En lo que a mí respecta, y creo que es el caso de muchos de mi generación y de las anteriores a la mía, vengo de vuelta de los “modelos” y de las “planificaciones globales” y me he puesto más tentativo y cauteloso después de tres revoluciones y de una prolongada y cruenta dictadura militar tras el golpe de Estado de 1973. Me he puesto reformista. Uno de mis libros de cabecera (“Después de la Quimera”) está escrito por dos ex comunistas (Ernesto Ottone y Sergio Muñoz) y es la defensa del reformismo. De ahí soy y ahí me reconozco. Otro de mis libros de cabecera es la monumental biografía de Jeremy Adelman sobre Albert Hirschman —uno de los grandes pensadores y cientistas sociales del siglo XX— sobre el “posibilismo” (otra forma de referirse al reformismo).

Es más. El libro rescata el “principio de subsidiariedad” en su concepción del social catolicismo, que es distinta de la concepción neoliberal (residual) del Estado: “el régimen de lo público es compatible con el principio de subsidiariedad” (p. 176). Me permito recordar, en aval de esta afirmación, que el Papa Juan Pablo II fue muy claro y explícito en señalar que el principio de subsidiariedad no podía entenderse desvinculado del principio de solidaridad y que ambos son dos caras de una misma moneda.

La tesis central de la primacía del “régimen de lo público” es aterrizada en la segunda parte del libro (cuarta parte del índice general) en el ámbito de lo que se denomina “una nueva estrategia de desarrollo”. Comparto la tesis que allí se desarrolla, con una salvedad importante: contrariamente a lo que se presenta como un “nuevo modelo” de desarrollo o “un golpe de timón, buscando superar el modelo”, sostengo que lo que verdaderamente proponen los autores es un ajuste a la estrategia de desarrollo que ha seguido Chile en las últimas dos décadas y media, alterando —parcial y acotadamente— sólo uno de los tres pilares de lo que denominan “el modelo chileno”: la estrategia no intervencionista en el desarrollo, manteniendo explícita y declaradamente los otros dos pilares; a saber, la responsabilidad macroeconómica y la apertura externa. Así lo reconocen explícitamente los autores.

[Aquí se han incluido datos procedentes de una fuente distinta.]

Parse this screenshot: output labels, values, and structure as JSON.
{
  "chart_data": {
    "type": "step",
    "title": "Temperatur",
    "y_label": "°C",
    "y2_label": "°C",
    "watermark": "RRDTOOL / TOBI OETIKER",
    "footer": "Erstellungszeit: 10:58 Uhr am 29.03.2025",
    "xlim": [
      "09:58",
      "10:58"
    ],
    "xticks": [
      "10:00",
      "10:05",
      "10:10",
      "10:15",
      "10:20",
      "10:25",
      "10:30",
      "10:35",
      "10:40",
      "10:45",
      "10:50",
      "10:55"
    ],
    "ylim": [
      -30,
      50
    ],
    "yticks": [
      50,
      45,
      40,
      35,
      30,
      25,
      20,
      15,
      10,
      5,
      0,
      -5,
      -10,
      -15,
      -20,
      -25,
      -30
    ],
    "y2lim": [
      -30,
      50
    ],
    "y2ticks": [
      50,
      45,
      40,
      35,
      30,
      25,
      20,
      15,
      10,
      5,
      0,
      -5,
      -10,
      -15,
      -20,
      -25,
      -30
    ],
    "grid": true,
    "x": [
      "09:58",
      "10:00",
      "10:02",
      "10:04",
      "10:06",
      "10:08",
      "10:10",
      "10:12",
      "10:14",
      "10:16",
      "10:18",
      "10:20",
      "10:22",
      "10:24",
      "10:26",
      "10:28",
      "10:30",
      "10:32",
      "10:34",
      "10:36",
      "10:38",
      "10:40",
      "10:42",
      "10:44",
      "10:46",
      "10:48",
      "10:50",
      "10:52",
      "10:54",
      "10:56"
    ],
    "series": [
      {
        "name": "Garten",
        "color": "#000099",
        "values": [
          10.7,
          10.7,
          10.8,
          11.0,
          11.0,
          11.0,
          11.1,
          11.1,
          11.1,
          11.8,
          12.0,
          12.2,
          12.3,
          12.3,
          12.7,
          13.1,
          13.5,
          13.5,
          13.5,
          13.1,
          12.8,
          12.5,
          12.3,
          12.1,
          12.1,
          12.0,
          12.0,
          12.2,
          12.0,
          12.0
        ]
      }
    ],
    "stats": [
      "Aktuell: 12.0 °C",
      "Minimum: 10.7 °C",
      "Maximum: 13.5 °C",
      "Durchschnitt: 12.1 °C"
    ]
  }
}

Se propone modificar uno de los tres pilares del modelo chileno a través de una acción más proactiva del Estado en torno a una política industrial que nada tiene que ver con el “Estado empresario” —lo que mas bien se descarta—, sino con el desarrollo de clusters (encadenamientos productivos) y de una mayor introducción del conocimiento en el proceso productivo, principalmente a través de la innovación.

Junto con una política industrial más activa se propone un sistema tributario más progresivo y una fuerte inversión en educación, en la perspectiva de una mejor distribución del ingreso y un desarrollo regional más equilibrado.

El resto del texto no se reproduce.